Another consideration of using fine-grain power management is balancing the cost complexity against the real benefit, observed Gene Matter, senior applications manager at Docea Power, “It’s just like doing performance enhancement or doing anything to a product has some associated cost. Part of the cost is material design cost in terms of resources, and usually if you are up against a schedule budget you have resource pressure and you can’t completely verify a design. It’s not that the design itself is complex. It is the verification that will be in your critical path.”

So using fine-grain power techniques comes down to benefit and cost. “If the benefit is not significant enough, or maybe it is significant but you can’t charge more or it doesn’t give you a boost in some other area—there are a lot of things that cost besides material cost. One is you may do it just to be competitive. You may do it because it gives you a competitive, differentiated value. It’s something you can do and none of your customers can, which you can then build into a marketing story or technology leadership story. Then you have cost associated with headcount: How long is going to take to design this, what are the incremental resources for verification throughout the product lifecycle? Most times what squashes most fine-grain power techniques is, ‘We will design them in, we won’t guarantee them because we can’t verify them, and we will do verification afterwards,” he asserted.

Looking ahead
New techniques promise even more, Cadence’s Hardee said, such as the concept of voltage islands, also called multi-supply voltage (MSV), where power domains with different voltage supplies are used. “Our recommendation to people using that technique is pick a reasonable chunk of design that you can apply that to and don’t make things overly complex in terms of the number of power domains you are using because it increases the need for level shifters.”

But what if you could actually optimize at a much finer grain?

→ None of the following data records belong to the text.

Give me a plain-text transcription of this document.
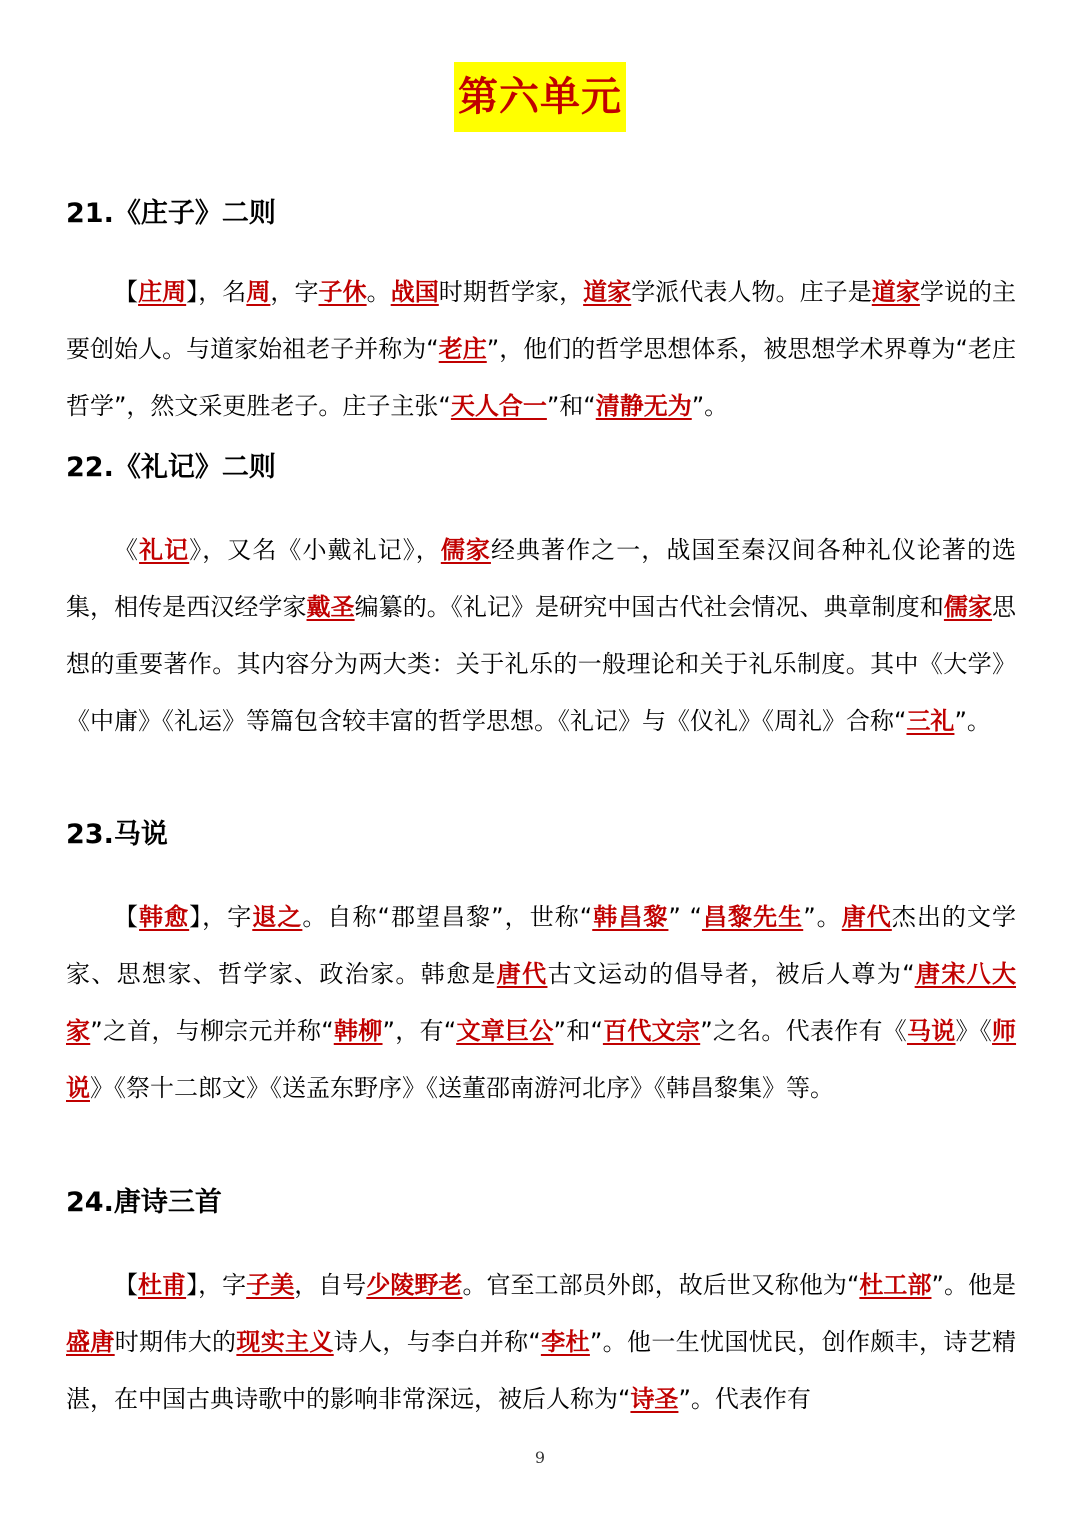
第六单元
21.《庄子》二则

【庄周】，名周，字子休。战国时期哲学家，道家学派代表人物。庄子是道家学说的主要创始人。与道家始祖老子并称为“老庄”，他们的哲学思想体系，被思想学术界尊为“老庄哲学”，然文采更胜老子。庄子主张“天人合一”和“清静无为”。

22.《礼记》二则

《礼记》，又名《小戴礼记》，儒家经典著作之一，战国至秦汉间各种礼仪论著的选集，相传是西汉经学家戴圣编纂的。《礼记》是研究中国古代社会情况、典章制度和儒家思想的重要著作。其内容分为两大类：关于礼乐的一般理论和关于礼乐制度。其中《大学》《中庸》《礼运》等篇包含较丰富的哲学思想。《礼记》与《仪礼》《周礼》合称“三礼”。

23.马说

【韩愈】，字退之。自称“郡望昌黎”，世称“韩昌黎” “昌黎先生”。唐代杰出的文学家、思想家、哲学家、政治家。韩愈是唐代古文运动的倡导者，被后人尊为“唐宋八大家”之首，与柳宗元并称“韩柳”，有“文章巨公”和“百代文宗”之名。代表作有《马说》《师说》《祭十二郎文》《送孟东野序》《送董邵南游河北序》《韩昌黎集》等。

24.唐诗三首

【杜甫】，字子美，自号少陵野老。官至工部员外郎，故后世又称他为“杜工部”。他是盛唐时期伟大的现实主义诗人，与李白并称“李杜”。他一生忧国忧民，创作颇丰，诗艺精湛，在中国古典诗歌中的影响非常深远，被后人称为“诗圣”。代表作有

9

“You could basically have power domains everywhere and you could lower the voltage for each piece of circuitry—maybe down to each critical path,” Hardee said. “You could run only critical paths at a higher voltage and on less critical paths you could lower the voltage. This would break our rules for reduction of complexity. You’d keep the power domains to a nice separable piece of circuitry, a nice well-defined block in your design, apply these power domains concepts to that. If you could go finer grain with that then you would of course have a tradeoff between the power savings versus the extra components you’d need in there, i.e., more level shifters. But because at the end of the day dynamic power is proportional to V2, any reduction in the voltage we can get is a good thing. Yes, they do increase complexity, they are going to give pains for both verification and implementation, but when you’ve got customers who’ve tried all of the techniques, what do they do next to wring out the next few microwatts out of their power budget?”

Mark Dunn, VP engineering for IMGworks, the SoC development group at Imagination Technologies, agreed. “The reason that people are prepared to go to these lengths is because the ultimate performance of a mobile device is completely now dominated by the power envelope. So the main way to get a gain is to make the design more power-efficient so more performance can be gained from the same thermal limits.”

That seems to be a common viewpoint.

“When we look at where we are going to head from where we are today, we need to think long-term about where we want to go and then understand where we are, and introduce the right little pieces in the right spots. Today we are heading in the direction of more IP—the idea of better hierarchical handling of these things. Those are all great ways of extending low power to more and more complex designs, which is what we want to do,” Synopsys’ Chin concluded.